La mejor película familiar en este verano no llega desde las adaptaciones de superhéroes juveniles o amazonas míticas habituales. Tampoco proviene de grandes sagas distópicas y fantásticas con bucaneros en alta mar, animales inteligentes, robots guerreros o malvados animados. Puede sonar arrogante pero, si no es el mejor film para casi todos los públicos, al menos resulta el más interesante de este tipo en la cartelera. Salvo para los espectadores infantiles, Tanna es una cinta de aventuras lanzada para un público amplio, tanto juvenil, como adulto.
El título viene dado por el mismo nombre de la isla del Pacífico donde se desarrolla la acción, una población ubicada en la República de Vanuatu —frente a Australia— rodeada del mar, surcada por bosques y desertizada por un volcán activo. Un escenario natural en el que conviven nativos de dos tribus diversificadas por castas, representadas por sus sabios y chamanes ancianos. Los protagonistas caminan descalzos, se visten con prendas tejidas a base de hojas y ramas de los árboles. Comen lo que recolectan de arbustos y la vegetación, además del ganado porcino y quizás algo de la pesca. Su relación con el entorno es respetuosa, no explotadora. Pero a pesar del ambiente tranquilo, los conflictos se desatan, originados por un grupo de guerreros con sus costumbres ancladas en el pasado. Primero cuando deciden acabar con el abuelo de las protagonistas. Después al oponerse a la relación amorosa de Wawa, nieta de aquél y Dain, hijo del jefe de su aldea.
Para mostrar de forma convincente el aspecto visual de Tanna, los codirectores Bentley Dean y Martin Butler echan mano de sus conocimientos expositivos como documentalistas para aprovechar la fotogenia brutal del escenario virgen que ruedan, del mismo modo que para presentar sin artificialidad los comportamientos, relaciones y diálogos entre los pobladores de la isla. Descartan el uso de cámara al hombro menos en alguna persecución o secuencias de enfrentamientos. Sitúan entonces el trípode que proporciona planos generales estabilizados y otros cercanos, junto a panorámicas aseadas. Un empleo pulcro de la imagen que consigue aportar la lógica de la ficción a una historia que nos gana a los espectadores por su valor como crónica directa de los aborígenes, por ese registro de primera mano de una sociedad única frente al progreso. El montaje de plano y contraplano para relacionar o separar los caracteres de los personajes, refuerza esa búsqueda de inventar un argumento aunque la base antropológica y real del guión sean más embaucadores que el propio argumento. En la escritura del libreto colabora John Collee, un guionista especializado en films con vocación ecológica —en el buen sentido— como Happy feet, Master and Commander: Al otro lado del mundo o El último lobo. En esta ocasión quizás sea excesiva la inspiración en Romeo y Julieta que, aunque sea justificada para el desarrollo del largometraje, vicia en exceso las comparaciones con una tragedia tan famosa.
Tanna remonta el vuelo cada vez que aparece en la pantalla Selin, la hermana pequeña de Wawa.
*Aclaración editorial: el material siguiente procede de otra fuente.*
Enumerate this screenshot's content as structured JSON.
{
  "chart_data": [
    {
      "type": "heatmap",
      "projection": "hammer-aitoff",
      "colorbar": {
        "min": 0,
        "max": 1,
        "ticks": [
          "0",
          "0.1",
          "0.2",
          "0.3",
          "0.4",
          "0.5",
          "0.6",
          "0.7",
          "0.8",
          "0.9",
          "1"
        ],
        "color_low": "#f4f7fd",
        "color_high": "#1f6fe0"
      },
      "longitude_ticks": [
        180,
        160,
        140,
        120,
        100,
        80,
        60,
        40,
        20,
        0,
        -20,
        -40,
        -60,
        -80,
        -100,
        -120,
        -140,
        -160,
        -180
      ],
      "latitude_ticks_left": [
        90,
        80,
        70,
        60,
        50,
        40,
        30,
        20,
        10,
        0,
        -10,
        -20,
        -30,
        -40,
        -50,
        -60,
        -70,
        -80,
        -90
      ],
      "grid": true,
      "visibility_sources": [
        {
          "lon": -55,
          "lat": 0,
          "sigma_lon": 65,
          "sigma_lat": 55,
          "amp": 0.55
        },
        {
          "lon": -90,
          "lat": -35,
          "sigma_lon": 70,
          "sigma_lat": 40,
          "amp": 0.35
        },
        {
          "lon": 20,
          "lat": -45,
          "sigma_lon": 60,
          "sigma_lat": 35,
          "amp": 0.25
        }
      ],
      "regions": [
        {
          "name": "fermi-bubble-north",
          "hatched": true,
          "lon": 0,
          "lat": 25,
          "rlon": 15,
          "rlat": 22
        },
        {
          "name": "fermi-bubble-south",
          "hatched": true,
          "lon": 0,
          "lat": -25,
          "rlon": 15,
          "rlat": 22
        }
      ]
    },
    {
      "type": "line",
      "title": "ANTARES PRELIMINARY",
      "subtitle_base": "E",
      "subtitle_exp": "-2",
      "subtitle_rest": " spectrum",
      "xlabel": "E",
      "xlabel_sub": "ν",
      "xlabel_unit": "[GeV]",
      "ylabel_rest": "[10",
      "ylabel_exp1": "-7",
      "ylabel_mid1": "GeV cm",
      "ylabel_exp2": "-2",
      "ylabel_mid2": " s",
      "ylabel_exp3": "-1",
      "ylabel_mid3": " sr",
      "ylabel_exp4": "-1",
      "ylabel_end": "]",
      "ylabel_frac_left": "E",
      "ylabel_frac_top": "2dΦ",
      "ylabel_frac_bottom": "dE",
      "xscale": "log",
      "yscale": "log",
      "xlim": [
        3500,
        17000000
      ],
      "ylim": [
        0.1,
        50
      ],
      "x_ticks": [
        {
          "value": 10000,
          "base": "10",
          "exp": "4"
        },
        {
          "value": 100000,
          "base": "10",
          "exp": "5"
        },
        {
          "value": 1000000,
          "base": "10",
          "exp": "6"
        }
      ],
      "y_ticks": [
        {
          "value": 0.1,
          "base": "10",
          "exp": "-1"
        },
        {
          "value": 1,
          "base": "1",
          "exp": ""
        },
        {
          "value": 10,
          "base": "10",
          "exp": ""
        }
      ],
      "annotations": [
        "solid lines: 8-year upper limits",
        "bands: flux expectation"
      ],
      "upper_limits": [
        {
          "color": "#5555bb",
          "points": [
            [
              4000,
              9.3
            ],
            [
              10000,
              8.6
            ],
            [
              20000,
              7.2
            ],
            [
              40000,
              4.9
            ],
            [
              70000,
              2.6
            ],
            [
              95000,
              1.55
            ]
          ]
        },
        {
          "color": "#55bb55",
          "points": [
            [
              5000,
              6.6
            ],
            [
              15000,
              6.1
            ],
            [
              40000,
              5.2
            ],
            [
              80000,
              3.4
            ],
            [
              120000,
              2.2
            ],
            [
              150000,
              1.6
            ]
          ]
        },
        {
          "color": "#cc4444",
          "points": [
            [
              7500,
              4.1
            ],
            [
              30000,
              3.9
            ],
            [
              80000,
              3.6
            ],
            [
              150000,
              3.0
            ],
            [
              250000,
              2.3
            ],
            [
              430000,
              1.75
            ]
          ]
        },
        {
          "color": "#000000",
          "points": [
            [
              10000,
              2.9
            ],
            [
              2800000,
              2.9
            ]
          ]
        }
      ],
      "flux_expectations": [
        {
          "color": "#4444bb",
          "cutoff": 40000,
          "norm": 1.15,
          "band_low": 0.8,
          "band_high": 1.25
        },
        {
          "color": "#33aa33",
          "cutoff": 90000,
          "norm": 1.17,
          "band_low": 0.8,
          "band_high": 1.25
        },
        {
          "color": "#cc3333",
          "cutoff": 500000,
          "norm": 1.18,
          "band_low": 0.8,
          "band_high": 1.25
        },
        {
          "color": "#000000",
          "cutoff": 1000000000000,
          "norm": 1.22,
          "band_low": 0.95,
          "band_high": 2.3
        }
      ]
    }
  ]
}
Una niña que salta de la cama y se tira al río, bromea con sus amigos, hace travesuras y disfruta de su edad y del entorno. Ella es la mirada cómplice del espectador que observa el romance de los jóvenes, que sufre el asesinato del abuelo, que vigila a los enemigos, que corretea y se esconde entre los árboles centenarios y las grutas de las rocas. Mientras, en la pantalla asistimos deslumbrados a esos planos lejanos del volcán en erupción, a los fondos verdes de vegetación exuberante o al firmamento estrellado que parece casi recreado por el departamento de efectos especiales. Y esa es la mejor baza del largo. La demostración de que algo como lo que aún permanece y vemos allí, todavía puede existir en nuestro planeta.
Para una generación actual de espectadores que no ha tenido la suerte de ver en cine, o ni siquiera en pases televisivos, los documentales y ficciones cómicas del sudafricano Jamie Uys con sus Los dioses que deben estar locos o El paraíso viviente (Los animales son gente maravillosa). También para el público que comprende a Werner Herzog como una piedra fundamental en el cine con su mirada desprejuiciada y antropológica sobre el mundo o cualquier rincón del planeta. Tal vez lo magnífico hubiera sido llegar a ese estado de alegría de Uys, algo que sí aparece en los juegos y carreras de la niña, además del encuentro absurdo, surrealista, con los isleños civilizados que viven en la colonia cristiana, un grupo tribal asimilado por la religión, tratados casi como iluminados o dementes. O al tono del —también citado— realizador alemán para acompasar lo real y lo ficticio. Pero el resultado sigue siendo estimulante aunque sea solo como muestra de una naturaleza que por fortuna es imposible domesticar.